Saturday, October 11, 2008

a quick snapshot

I had an unfortunately contentious argument with some fellow parents today. The four of them were, shall we say, on the conservative end of the spectrum, and I am clearly not. Unfortunately, I was partly responsible for the contentious turn of the conversation since I saw it fit to drop plenty of my own opinions about the election, the mess we're in, and the record of the past several Republican administrations. What bothers me is not so much the substance of our debate—such discussions are important for society, I think. What bothers me is the rhetoric and anger that I let slip.

That said...

I thought about a few of the points I glanced on in the conversation, and it seemed worth putting a small inventory of them together:

  • Many of the foreign policy disasters we are still dealing with happened during Republican administrations. These include the removal of Iran's Prime Minister in 1953 under the Eisenhower administration, the support of and development of Saddam Hussein's dictatorship during the Reagan administration, and the support and development of Osama Bin Laden as part of the mujahadin in Afghanistan during the Reagan Administration.

  • Much of Palin's story is built on lies. The funny part here is that I wanted to provide one or two solid non-partisan links, but there were far too many good sources to choose just one. For now, though, here's a good start.

  • McCain's favorite economic adviser and co-chair of his current campaign really should take much of the blame for the current crisis. And that culpability began in the Reagan administration. Man, ain't deregulation great?!?

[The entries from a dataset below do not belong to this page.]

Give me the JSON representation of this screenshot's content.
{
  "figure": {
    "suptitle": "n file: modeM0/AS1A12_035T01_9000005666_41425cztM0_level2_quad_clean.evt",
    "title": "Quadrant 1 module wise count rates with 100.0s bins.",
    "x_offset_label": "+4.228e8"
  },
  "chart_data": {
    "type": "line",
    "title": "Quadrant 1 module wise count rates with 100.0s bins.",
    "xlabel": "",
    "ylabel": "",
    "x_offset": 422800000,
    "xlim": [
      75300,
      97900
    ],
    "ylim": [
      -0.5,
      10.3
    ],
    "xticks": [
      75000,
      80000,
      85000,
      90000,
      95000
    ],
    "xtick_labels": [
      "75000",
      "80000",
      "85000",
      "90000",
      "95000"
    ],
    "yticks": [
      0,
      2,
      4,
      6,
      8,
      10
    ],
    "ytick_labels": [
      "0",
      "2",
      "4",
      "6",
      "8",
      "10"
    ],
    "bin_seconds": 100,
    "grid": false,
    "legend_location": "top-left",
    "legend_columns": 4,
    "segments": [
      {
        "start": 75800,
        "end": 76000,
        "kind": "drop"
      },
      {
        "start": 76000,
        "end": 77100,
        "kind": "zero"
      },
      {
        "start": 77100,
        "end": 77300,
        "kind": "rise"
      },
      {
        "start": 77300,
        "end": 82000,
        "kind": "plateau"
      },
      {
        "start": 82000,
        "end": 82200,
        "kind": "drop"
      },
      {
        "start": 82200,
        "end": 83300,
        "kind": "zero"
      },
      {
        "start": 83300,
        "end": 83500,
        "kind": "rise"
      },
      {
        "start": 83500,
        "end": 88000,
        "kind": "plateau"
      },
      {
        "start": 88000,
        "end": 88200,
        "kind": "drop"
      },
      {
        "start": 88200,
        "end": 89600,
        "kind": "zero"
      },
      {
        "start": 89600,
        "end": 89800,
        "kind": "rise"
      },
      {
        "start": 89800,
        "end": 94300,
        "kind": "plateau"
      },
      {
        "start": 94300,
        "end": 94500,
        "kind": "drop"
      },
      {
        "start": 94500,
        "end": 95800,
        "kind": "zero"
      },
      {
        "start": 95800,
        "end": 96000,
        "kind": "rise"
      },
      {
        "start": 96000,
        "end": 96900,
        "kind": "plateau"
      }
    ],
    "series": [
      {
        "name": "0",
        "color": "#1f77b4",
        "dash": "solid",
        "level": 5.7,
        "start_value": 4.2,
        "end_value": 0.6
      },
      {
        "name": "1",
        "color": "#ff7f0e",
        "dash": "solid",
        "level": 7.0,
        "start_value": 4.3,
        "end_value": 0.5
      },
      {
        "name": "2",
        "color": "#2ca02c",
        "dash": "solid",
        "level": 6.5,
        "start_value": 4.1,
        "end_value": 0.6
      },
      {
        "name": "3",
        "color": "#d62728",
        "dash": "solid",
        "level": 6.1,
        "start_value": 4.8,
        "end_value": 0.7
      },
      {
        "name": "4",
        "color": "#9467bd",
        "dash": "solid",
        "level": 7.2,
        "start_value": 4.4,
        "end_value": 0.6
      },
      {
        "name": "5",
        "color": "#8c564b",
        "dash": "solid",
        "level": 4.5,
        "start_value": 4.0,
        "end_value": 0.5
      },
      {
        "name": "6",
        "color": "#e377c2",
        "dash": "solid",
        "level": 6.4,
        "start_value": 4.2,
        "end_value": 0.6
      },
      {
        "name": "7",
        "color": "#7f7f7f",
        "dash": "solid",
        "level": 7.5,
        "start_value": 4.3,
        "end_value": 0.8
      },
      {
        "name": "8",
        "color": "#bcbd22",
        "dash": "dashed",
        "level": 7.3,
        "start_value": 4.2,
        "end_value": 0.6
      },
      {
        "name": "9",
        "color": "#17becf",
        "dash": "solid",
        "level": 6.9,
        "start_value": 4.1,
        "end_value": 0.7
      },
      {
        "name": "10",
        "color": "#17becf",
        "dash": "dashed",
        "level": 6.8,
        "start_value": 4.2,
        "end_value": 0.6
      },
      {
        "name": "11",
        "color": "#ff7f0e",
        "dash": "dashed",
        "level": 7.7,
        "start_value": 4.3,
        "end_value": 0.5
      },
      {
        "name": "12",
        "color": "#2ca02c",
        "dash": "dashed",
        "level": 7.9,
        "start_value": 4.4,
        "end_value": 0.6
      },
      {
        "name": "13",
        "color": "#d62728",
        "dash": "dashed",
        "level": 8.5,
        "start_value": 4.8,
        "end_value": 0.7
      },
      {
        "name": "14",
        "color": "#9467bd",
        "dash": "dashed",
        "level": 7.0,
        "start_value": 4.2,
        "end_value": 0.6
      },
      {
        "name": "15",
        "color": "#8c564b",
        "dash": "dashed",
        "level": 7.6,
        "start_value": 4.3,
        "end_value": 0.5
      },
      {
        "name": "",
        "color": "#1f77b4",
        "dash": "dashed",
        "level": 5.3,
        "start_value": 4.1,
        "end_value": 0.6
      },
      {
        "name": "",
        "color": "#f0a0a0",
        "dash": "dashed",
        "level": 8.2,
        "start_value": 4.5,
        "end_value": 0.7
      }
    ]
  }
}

  • Obama and Ayers have never been close. In fact, they haven't had any direct contact in more than three years, and never "palled around together."

  • It strikes me as very interesting that this campaign almost seems like a contest between Obama and Palin at moments.

I'll come up with more points as the days wear on. Regardless, I learned an important lesson today: you don't persuade anyone by criticizing their people. Rather than attacking someone's candidates and listening to their attacks on my candidates, I should have asked a question. To wit, why should someone support McCain?

Had the conversation turned in that direction, I could have offered plenty of reasons I think someone should vote for Obama. And every one of those reasons would have been based in things I like about the man, his ideas, and his advisers.